Ich appelliere an Sie - und zwar nicht in meinem eigenen Interesse. In diesem Stadium der Angelegenheit, bevor das endgültiges Urteil (über mich) gefällt wird, bitte ich Sie vielmehr dringend, äußern Sie Ihre Meinung zu diesem Fall - und zwar in jeder Weise, die Ihnen möglich ist bzw. auf jeder Ihnen zugänglichen Ebene.
Es geht mir gar nicht darum, meinen Rauswurf doch noch zu verhindern (ich vermute, so wie die Stimmung derzeit in Israel ist, wäre mein Rauswurf sowieso früher oder später gekommen; der ganze Akademische Betrieb hier in Israel hat sich ja praktisch geschlossen hinter die Regierung (Scharon) gestellt u. gibt sich dazu her mitzuhelfen, jede kritische Stimme zum Schweigen zu bringen). Alle, die interessiert sind, fordere ich auf, diesen Fall als typisches Beispiel einzuordnen - in ihre Gesamteinschätzung der (derzeitigen) Situation in Israel - und ihre Haltung entsprechend zu modifizieren.
Ich denke auch, daß mein Beispiel dazu angetan ist, Licht in die Debatte zu bringen, ob Israelische Universitäten nun boykottiert werden sollen oder nicht.
Dieser Brief - das betone ich nochmals - stellt keinen Appell dar um persönliche Hilfe. Meine Situation ist ja um einiges besser als die meiner Kollegen in den 'Besetzten Gebieten' - die unter den tagtäglichen Schikanen u. der Brutalität der Israelischen Armee zu leiden haben.

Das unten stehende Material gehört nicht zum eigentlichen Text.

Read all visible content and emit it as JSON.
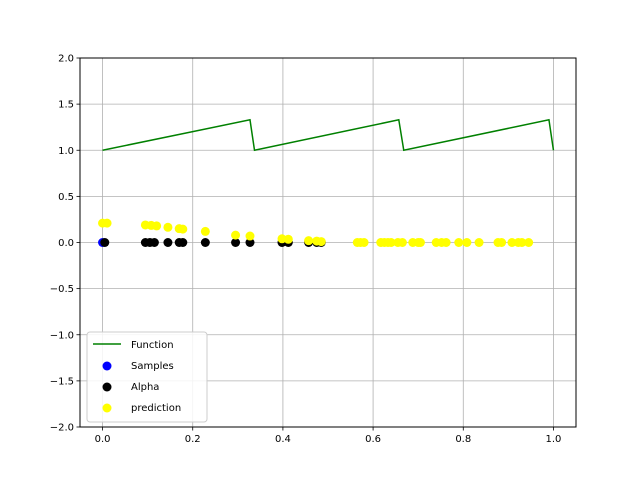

Was mir im Moment passiert, stellt aber eine Art Eröffnungs-'Gambit'** dar, u. viele meiner Kollegen - besonders die Palästinensisch-Israelischen Kollegen - könnten schon bald die nächsten sein.
In welch traurigem Zustand sich meine Universität derzeit befindet, beweist allein schon die Tatsache, daß es völlig sinnlos wäre, diesen Brief auf der internen Uni-Website zu verbreiten. Alle meine Kollegen haben in der Vergangenheit ja immer einen Rückzieher gemacht, wenn es ernst wurde - aus verständlichen Gründen - sie haben einfach das Gefühl, mir nicht helfen zu können, ohne gleichzeitig selbst Gefahr zu laufen, ihre Anstellung (an der Uni) zu verlieren.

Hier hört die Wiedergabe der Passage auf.